Baca juga: Di Bangkal Seruyan: ‘Sawit Lebih Mahal dari Nyawa Manusia’

Desa Batu Beriga, yang dihuni oleh masyarakat etnis Melayu secara turun temurun, memiliki hubungan yang arif dengan alam, terutama laut. Masyarakat setempat mempraktikkan metode berkelanjutan seperti panteng-lareng dan taber laot dalam memanfaatkan sumber daya alam.

Perairan Desa Batu Beriga masih terjaga kelestariannya, dengan riset Walhi menunjukkan bahwa empat dari enam kategori kawasan dengan Nilai Konservasi Tinggi (NKT) ada di sana. Kawasan ini juga menjadi rumah bagi beragam biota laut, termasuk Penyu Hijau, Nautilus, dan Dugong.

Ahmad Subhan Hafidz memperingatkan bahwa rencana penambangan akan berdampak buruk bagi masyarakat lokal dan mengancam keberlanjutan ekosistem laut. Masyarakat Batu Beriga, bersama aliansi nelayan, mahasiswa, dan organisasi sipil, menolak rencana penambangan oleh PT Timah.

PT Timah mengklaim telah memenuhi semua persyaratan, termasuk IUP Produksi dan PKKPRL, namun keabsahannya diragukan. Partisipasi aktif masyarakat Batu Beriga dalam proses konsultasi publik terkait rencana ini justru diabaikan.

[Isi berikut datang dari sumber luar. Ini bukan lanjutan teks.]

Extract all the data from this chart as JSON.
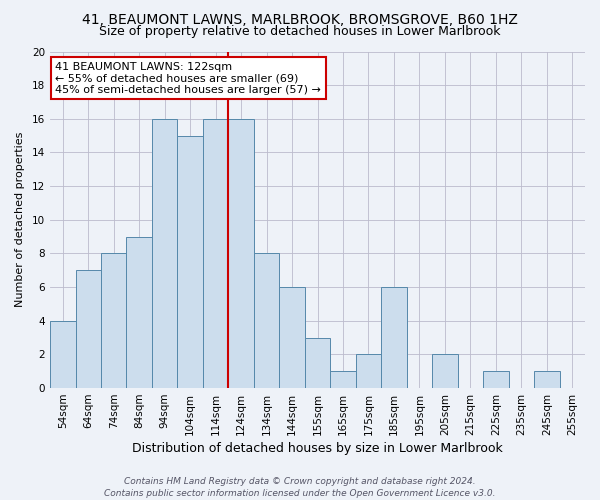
{
  "title": "41, BEAUMONT LAWNS, MARLBROOK, BROMSGROVE, B60 1HZ",
  "subtitle": "Size of property relative to detached houses in Lower Marlbrook",
  "xlabel": "Distribution of detached houses by size in Lower Marlbrook",
  "ylabel": "Number of detached properties",
  "bin_labels": [
    "54sqm",
    "64sqm",
    "74sqm",
    "84sqm",
    "94sqm",
    "104sqm",
    "114sqm",
    "124sqm",
    "134sqm",
    "144sqm",
    "155sqm",
    "165sqm",
    "175sqm",
    "185sqm",
    "195sqm",
    "205sqm",
    "215sqm",
    "225sqm",
    "235sqm",
    "245sqm",
    "255sqm"
  ],
  "bar_values": [
    4,
    7,
    8,
    9,
    16,
    15,
    16,
    16,
    8,
    6,
    3,
    1,
    2,
    6,
    0,
    2,
    0,
    1,
    0,
    1,
    0
  ],
  "bar_color": "#ccdded",
  "bar_edge_color": "#5588aa",
  "background_color": "#eef2f8",
  "grid_color": "#bbbbcc",
  "property_line_color": "#cc0000",
  "property_line_bin": 7,
  "annotation_text": "41 BEAUMONT LAWNS: 122sqm\n← 55% of detached houses are smaller (69)\n45% of semi-detached houses are larger (57) →",
  "annotation_box_facecolor": "#ffffff",
  "annotation_box_edgecolor": "#cc0000",
  "ylim": [
    0,
    20
  ],
  "yticks": [
    0,
    2,
    4,
    6,
    8,
    10,
    12,
    14,
    16,
    18,
    20
  ],
  "title_fontsize": 10,
  "subtitle_fontsize": 9,
  "xlabel_fontsize": 9,
  "ylabel_fontsize": 8,
  "tick_fontsize": 7.5,
  "annotation_fontsize": 8,
  "footer_fontsize": 6.5,
  "footer_line1": "Contains HM Land Registry data © Crown copyright and database right 2024.",
  "footer_line2": "Contains public sector information licensed under the Open Government Licence v3.0."
}
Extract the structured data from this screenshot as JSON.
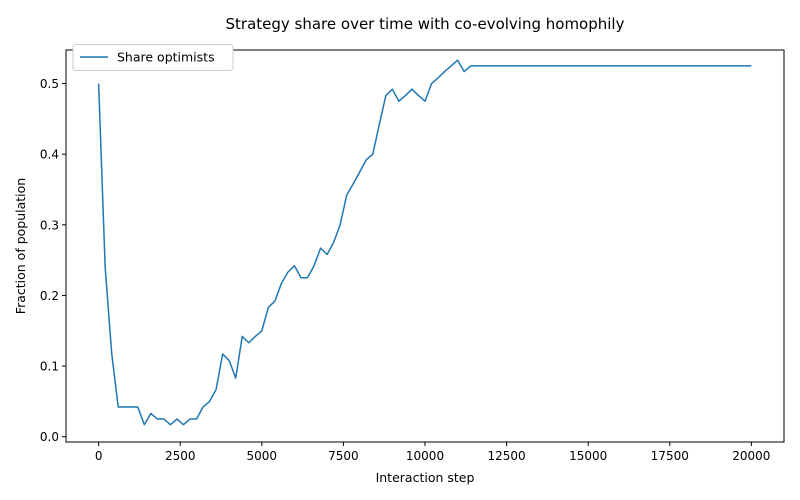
{
  "chart_data": {
    "type": "line",
    "title": "Strategy share over time with co-evolving homophily",
    "xlabel": "Interaction step",
    "ylabel": "Fraction of population",
    "xlim": [
      -1000,
      21000
    ],
    "ylim": [
      -0.0075,
      0.5475
    ],
    "xticks": [
      0,
      2500,
      5000,
      7500,
      10000,
      12500,
      15000,
      17500,
      20000
    ],
    "xtick_labels": [
      "0",
      "2500",
      "5000",
      "7500",
      "10000",
      "12500",
      "15000",
      "17500",
      "20000"
    ],
    "yticks": [
      0.0,
      0.1,
      0.2,
      0.3,
      0.4,
      0.5
    ],
    "ytick_labels": [
      "0.0",
      "0.1",
      "0.2",
      "0.3",
      "0.4",
      "0.5"
    ],
    "grid": false,
    "legend": {
      "placement": "top-left",
      "entries": [
        "Share optimists"
      ]
    },
    "series": [
      {
        "name": "Share optimists",
        "color": "#1f77b4",
        "x": [
          0,
          200,
          400,
          600,
          800,
          1000,
          1200,
          1400,
          1600,
          1800,
          2000,
          2200,
          2400,
          2600,
          2800,
          3000,
          3200,
          3400,
          3600,
          3800,
          4000,
          4200,
          4400,
          4600,
          4800,
          5000,
          5200,
          5400,
          5600,
          5800,
          6000,
          6200,
          6400,
          6600,
          6800,
          7000,
          7200,
          7400,
          7600,
          7800,
          8000,
          8200,
          8400,
          8600,
          8800,
          9000,
          9200,
          9400,
          9600,
          9800,
          10000,
          10200,
          10400,
          10600,
          10800,
          11000,
          11200,
          11400,
          20000
        ],
        "y": [
          0.5,
          0.24,
          0.118,
          0.042,
          0.042,
          0.042,
          0.042,
          0.017,
          0.033,
          0.025,
          0.025,
          0.017,
          0.025,
          0.017,
          0.025,
          0.025,
          0.042,
          0.05,
          0.067,
          0.117,
          0.108,
          0.083,
          0.142,
          0.133,
          0.142,
          0.15,
          0.183,
          0.192,
          0.217,
          0.233,
          0.242,
          0.225,
          0.225,
          0.242,
          0.267,
          0.258,
          0.275,
          0.3,
          0.342,
          0.358,
          0.375,
          0.392,
          0.4,
          0.442,
          0.483,
          0.492,
          0.475,
          0.483,
          0.492,
          0.483,
          0.475,
          0.5,
          0.508,
          0.517,
          0.525,
          0.533,
          0.517,
          0.525,
          0.525
        ]
      }
    ]
  }
}
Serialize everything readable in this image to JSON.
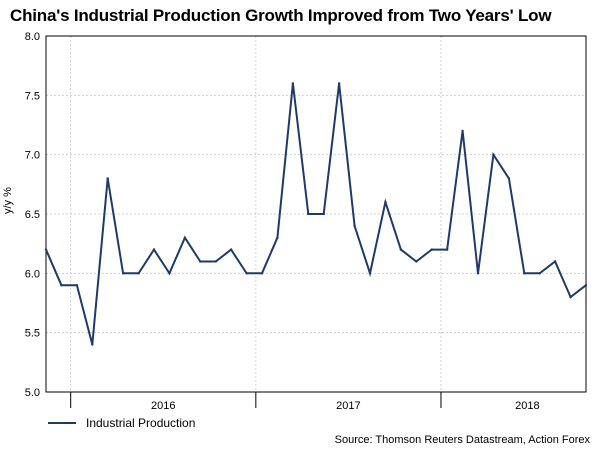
{
  "title": "China's Industrial Production Growth Improved from Two Years' Low",
  "source": "Source: Thomson Reuters Datastream, Action Forex",
  "chart_data": {
    "type": "line",
    "title": "China's Industrial Production Growth Improved from Two Years' Low",
    "xlabel": "",
    "ylabel": "y/y %",
    "ylim": [
      5.0,
      8.0
    ],
    "yticks": [
      "5.0",
      "5.5",
      "6.0",
      "6.5",
      "7.0",
      "7.5",
      "8.0"
    ],
    "xtick_labels": [
      "2016",
      "2017",
      "2018"
    ],
    "grid": true,
    "legend_position": "bottom-left",
    "series": [
      {
        "name": "Industrial Production",
        "color": "#1f3a68",
        "values": [
          6.2,
          5.9,
          5.9,
          5.4,
          6.8,
          6.0,
          6.0,
          6.2,
          6.0,
          6.3,
          6.1,
          6.1,
          6.2,
          6.0,
          6.0,
          6.3,
          7.6,
          6.5,
          6.5,
          7.6,
          6.4,
          6.0,
          6.6,
          6.2,
          6.1,
          6.2,
          6.2,
          7.2,
          6.0,
          7.0,
          6.8,
          6.0,
          6.0,
          6.1,
          5.8,
          5.9
        ]
      }
    ]
  }
}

Pasal 4 huruf b Permen KP No. 12 tahun 2024 menggarisbawahi pentingnya keterlibatan masyarakat terdampak dalam perencanaan dan pengelolaan wilayah pesisir. Namun, partisipasi masyarakat lokal dalam proses ini tidak terpenuhi, melanggar prinsip yang telah ditetapkan.

Baca juga: Ratusan Petani Plasma Buol Datangi DPRD, Tuntut Penyelesaian Konflik Kemitraan

Konflik telah ditanam oleh negara melalui PT Timah yang meminggirkan proses demokrasi. Penyusunan dokumen hanya melibatkan elit, sementara masyarakat Batu Beriga tidak dilibatkan dalam keputusan yang akan mempengaruhi hidup mereka,” katanya.

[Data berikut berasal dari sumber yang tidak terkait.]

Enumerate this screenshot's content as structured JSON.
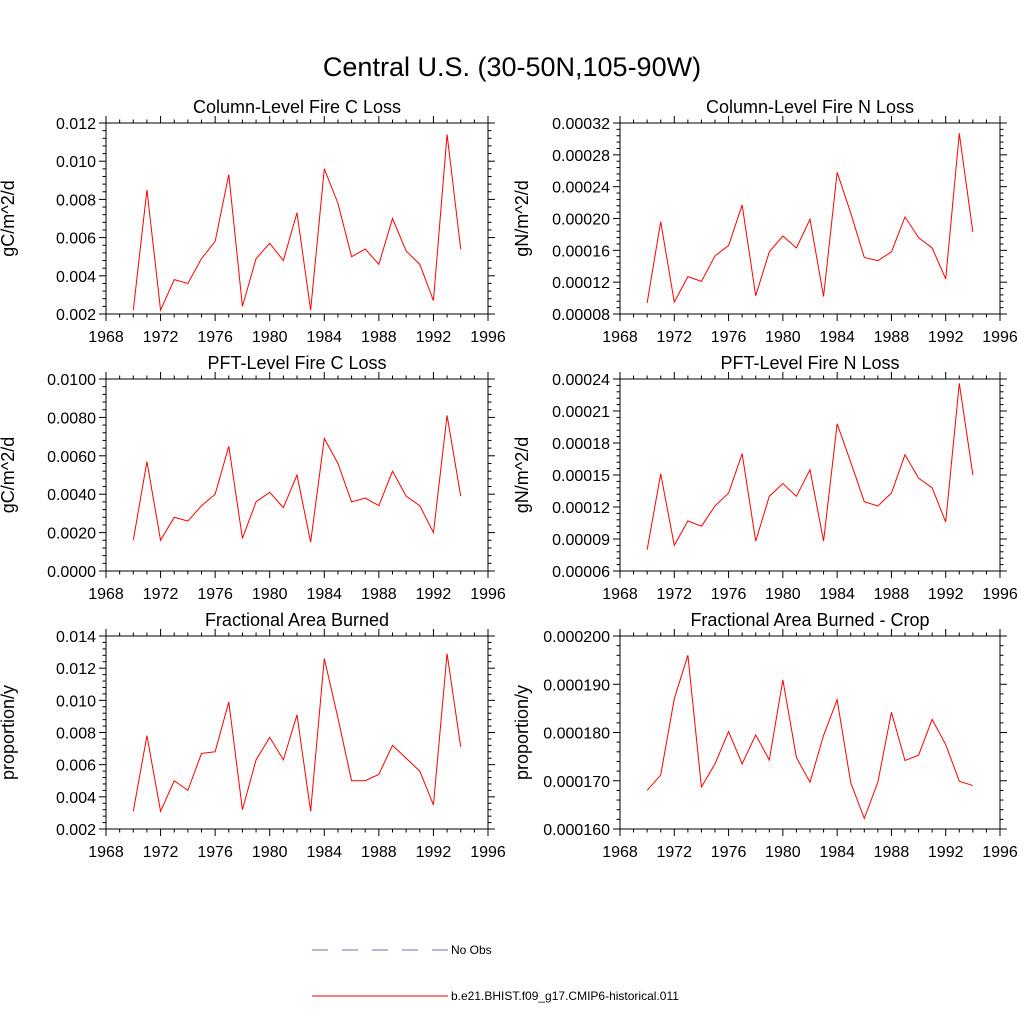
{
  "figure": {
    "title": "Central U.S. (30-50N,105-90W)",
    "line_color": "#ff0000",
    "obs_color": "#6e6eb4"
  },
  "legend": {
    "items": [
      {
        "label": "No Obs",
        "style": "dashed",
        "color": "#6e6eb4"
      },
      {
        "label": "b.e21.BHIST.f09_g17.CMIP6-historical.011",
        "style": "solid",
        "color": "#ff0000"
      }
    ]
  },
  "chart_data": [
    {
      "type": "line",
      "title": "Column-Level Fire C Loss",
      "xlabel": "",
      "ylabel": "gC/m^2/d",
      "xlim": [
        1968,
        1996
      ],
      "ylim": [
        0.002,
        0.012
      ],
      "xticks": [
        "1968",
        "1972",
        "1976",
        "1980",
        "1984",
        "1988",
        "1992",
        "1996"
      ],
      "yticks": [
        "0.002",
        "0.004",
        "0.006",
        "0.008",
        "0.010",
        "0.012"
      ],
      "x": [
        1970,
        1971,
        1972,
        1973,
        1974,
        1975,
        1976,
        1977,
        1978,
        1979,
        1980,
        1981,
        1982,
        1983,
        1984,
        1985,
        1986,
        1987,
        1988,
        1989,
        1990,
        1991,
        1992,
        1993,
        1994
      ],
      "series": [
        {
          "name": "b.e21.BHIST.f09_g17.CMIP6-historical.011",
          "values": [
            0.0022,
            0.0085,
            0.0022,
            0.0038,
            0.0036,
            0.0049,
            0.0058,
            0.0093,
            0.0024,
            0.0049,
            0.0057,
            0.0048,
            0.0073,
            0.0022,
            0.0096,
            0.0078,
            0.005,
            0.0054,
            0.0046,
            0.007,
            0.0053,
            0.0046,
            0.0027,
            0.0114,
            0.0054
          ]
        }
      ]
    },
    {
      "type": "line",
      "title": "Column-Level Fire N Loss",
      "xlabel": "",
      "ylabel": "gN/m^2/d",
      "xlim": [
        1968,
        1996
      ],
      "ylim": [
        8e-05,
        0.00032
      ],
      "xticks": [
        "1968",
        "1972",
        "1976",
        "1980",
        "1984",
        "1988",
        "1992",
        "1996"
      ],
      "yticks": [
        "0.00008",
        "0.00012",
        "0.00016",
        "0.00020",
        "0.00024",
        "0.00028",
        "0.00032"
      ],
      "x": [
        1970,
        1971,
        1972,
        1973,
        1974,
        1975,
        1976,
        1977,
        1978,
        1979,
        1980,
        1981,
        1982,
        1983,
        1984,
        1985,
        1986,
        1987,
        1988,
        1989,
        1990,
        1991,
        1992,
        1993,
        1994
      ],
      "series": [
        {
          "name": "b.e21.BHIST.f09_g17.CMIP6-historical.011",
          "values": [
            9.4e-05,
            0.000196,
            9.5e-05,
            0.000127,
            0.000121,
            0.000153,
            0.000166,
            0.000217,
            0.000103,
            0.000158,
            0.000178,
            0.000163,
            0.000199,
            0.000102,
            0.000258,
            0.000207,
            0.000151,
            0.000147,
            0.000158,
            0.000202,
            0.000176,
            0.000163,
            0.000124,
            0.000307,
            0.000183
          ]
        }
      ]
    },
    {
      "type": "line",
      "title": "PFT-Level Fire C Loss",
      "xlabel": "",
      "ylabel": "gC/m^2/d",
      "xlim": [
        1968,
        1996
      ],
      "ylim": [
        0.0,
        0.01
      ],
      "xticks": [
        "1968",
        "1972",
        "1976",
        "1980",
        "1984",
        "1988",
        "1992",
        "1996"
      ],
      "yticks": [
        "0.0000",
        "0.0020",
        "0.0040",
        "0.0060",
        "0.0080",
        "0.0100"
      ],
      "x": [
        1970,
        1971,
        1972,
        1973,
        1974,
        1975,
        1976,
        1977,
        1978,
        1979,
        1980,
        1981,
        1982,
        1983,
        1984,
        1985,
        1986,
        1987,
        1988,
        1989,
        1990,
        1991,
        1992,
        1993,
        1994
      ],
      "series": [
        {
          "name": "b.e21.BHIST.f09_g17.CMIP6-historical.011",
          "values": [
            0.0016,
            0.0057,
            0.0016,
            0.0028,
            0.0026,
            0.0034,
            0.004,
            0.0065,
            0.0017,
            0.0036,
            0.0041,
            0.0033,
            0.005,
            0.0015,
            0.0069,
            0.0056,
            0.0036,
            0.0038,
            0.0034,
            0.0052,
            0.0039,
            0.0034,
            0.002,
            0.0081,
            0.0039
          ]
        }
      ]
    },
    {
      "type": "line",
      "title": "PFT-Level Fire N Loss",
      "xlabel": "",
      "ylabel": "gN/m^2/d",
      "xlim": [
        1968,
        1996
      ],
      "ylim": [
        6e-05,
        0.00024
      ],
      "xticks": [
        "1968",
        "1972",
        "1976",
        "1980",
        "1984",
        "1988",
        "1992",
        "1996"
      ],
      "yticks": [
        "0.00006",
        "0.00009",
        "0.00012",
        "0.00015",
        "0.00018",
        "0.00021",
        "0.00024"
      ],
      "x": [
        1970,
        1971,
        1972,
        1973,
        1974,
        1975,
        1976,
        1977,
        1978,
        1979,
        1980,
        1981,
        1982,
        1983,
        1984,
        1985,
        1986,
        1987,
        1988,
        1989,
        1990,
        1991,
        1992,
        1993,
        1994
      ],
      "series": [
        {
          "name": "b.e21.BHIST.f09_g17.CMIP6-historical.011",
          "values": [
            8e-05,
            0.000151,
            8.4e-05,
            0.000107,
            0.000102,
            0.000121,
            0.000133,
            0.00017,
            8.8e-05,
            0.00013,
            0.000142,
            0.00013,
            0.000155,
            8.8e-05,
            0.000198,
            0.000162,
            0.000125,
            0.000121,
            0.000133,
            0.000169,
            0.000147,
            0.000138,
            0.000106,
            0.000236,
            0.00015
          ]
        }
      ]
    },
    {
      "type": "line",
      "title": "Fractional Area Burned",
      "xlabel": "",
      "ylabel": "proportion/y",
      "xlim": [
        1968,
        1996
      ],
      "ylim": [
        0.002,
        0.014
      ],
      "xticks": [
        "1968",
        "1972",
        "1976",
        "1980",
        "1984",
        "1988",
        "1992",
        "1996"
      ],
      "yticks": [
        "0.002",
        "0.004",
        "0.006",
        "0.008",
        "0.010",
        "0.012",
        "0.014"
      ],
      "x": [
        1970,
        1971,
        1972,
        1973,
        1974,
        1975,
        1976,
        1977,
        1978,
        1979,
        1980,
        1981,
        1982,
        1983,
        1984,
        1985,
        1986,
        1987,
        1988,
        1989,
        1990,
        1991,
        1992,
        1993,
        1994
      ],
      "series": [
        {
          "name": "b.e21.BHIST.f09_g17.CMIP6-historical.011",
          "values": [
            0.0031,
            0.0078,
            0.0031,
            0.005,
            0.0044,
            0.0067,
            0.0068,
            0.0099,
            0.0032,
            0.0063,
            0.0077,
            0.0063,
            0.0091,
            0.0031,
            0.0126,
            0.0089,
            0.005,
            0.005,
            0.0054,
            0.0072,
            0.0064,
            0.0056,
            0.0035,
            0.0129,
            0.0071
          ]
        }
      ]
    },
    {
      "type": "line",
      "title": "Fractional Area Burned - Crop",
      "xlabel": "",
      "ylabel": "proportion/y",
      "xlim": [
        1968,
        1996
      ],
      "ylim": [
        0.00016,
        0.0002
      ],
      "xticks": [
        "1968",
        "1972",
        "1976",
        "1980",
        "1984",
        "1988",
        "1992",
        "1996"
      ],
      "yticks": [
        "0.000160",
        "0.000170",
        "0.000180",
        "0.000190",
        "0.000200"
      ],
      "x": [
        1970,
        1971,
        1972,
        1973,
        1974,
        1975,
        1976,
        1977,
        1978,
        1979,
        1980,
        1981,
        1982,
        1983,
        1984,
        1985,
        1986,
        1987,
        1988,
        1989,
        1990,
        1991,
        1992,
        1993,
        1994
      ],
      "series": [
        {
          "name": "b.e21.BHIST.f09_g17.CMIP6-historical.011",
          "values": [
            0.000168,
            0.0001712,
            0.000187,
            0.000196,
            0.0001687,
            0.0001735,
            0.0001802,
            0.0001735,
            0.0001795,
            0.0001743,
            0.0001909,
            0.0001748,
            0.0001697,
            0.0001794,
            0.0001868,
            0.0001696,
            0.0001622,
            0.0001697,
            0.0001842,
            0.0001742,
            0.0001753,
            0.0001827,
            0.0001775,
            0.0001699,
            0.000169
          ]
        }
      ]
    }
  ]
}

Masyarakat Batu Beriga melihat rencana penambangan ini sebagai kepentingan ekonomi-politik pemilik modal semata. Mereka, sebagai nelayan, akan kehilangan sumber penghidupan dan hak atas laut yang menjadi bagian dari tradisi mereka.

Kekhawatiran masyarakat juga mencakup upaya negara yang berpotensi mengikis nilai-nilai tradisional mereka. Tradisi taber laut, yang penting untuk menjaga keseimbangan ekosistem, berisiko hilang jika penambangan dilanjutkan.

Ahmad bilang, PT Timah berpotensi untuk memaksakan operasionalnya dengan menggunakan kebijakan yang merugikan masyarakat. Pendekatan represif terhadap perlawanan masyarakat Batu Beriga dapat memicu konflik sosial yang lebih luas.

“Namun, masyarakat Batu Beriga bersama aliansi mereka bertekad untuk melawan penambangan di laut mereka. Mereka menegaskan bahwa laut adalah milik rakyat, bukan milik segelintir orang pemilik modal,” jelasnya.

Persatuan Masyarakat Peduli Batu Beriga mengeluarkan seruan tegas untuk menghentikan rencana penambangan. Mereka menuntut pencabutan IUP PT Timah di perairan Batu Beriga dan penetapan kawasan tersebut sebagai Zero Tambang.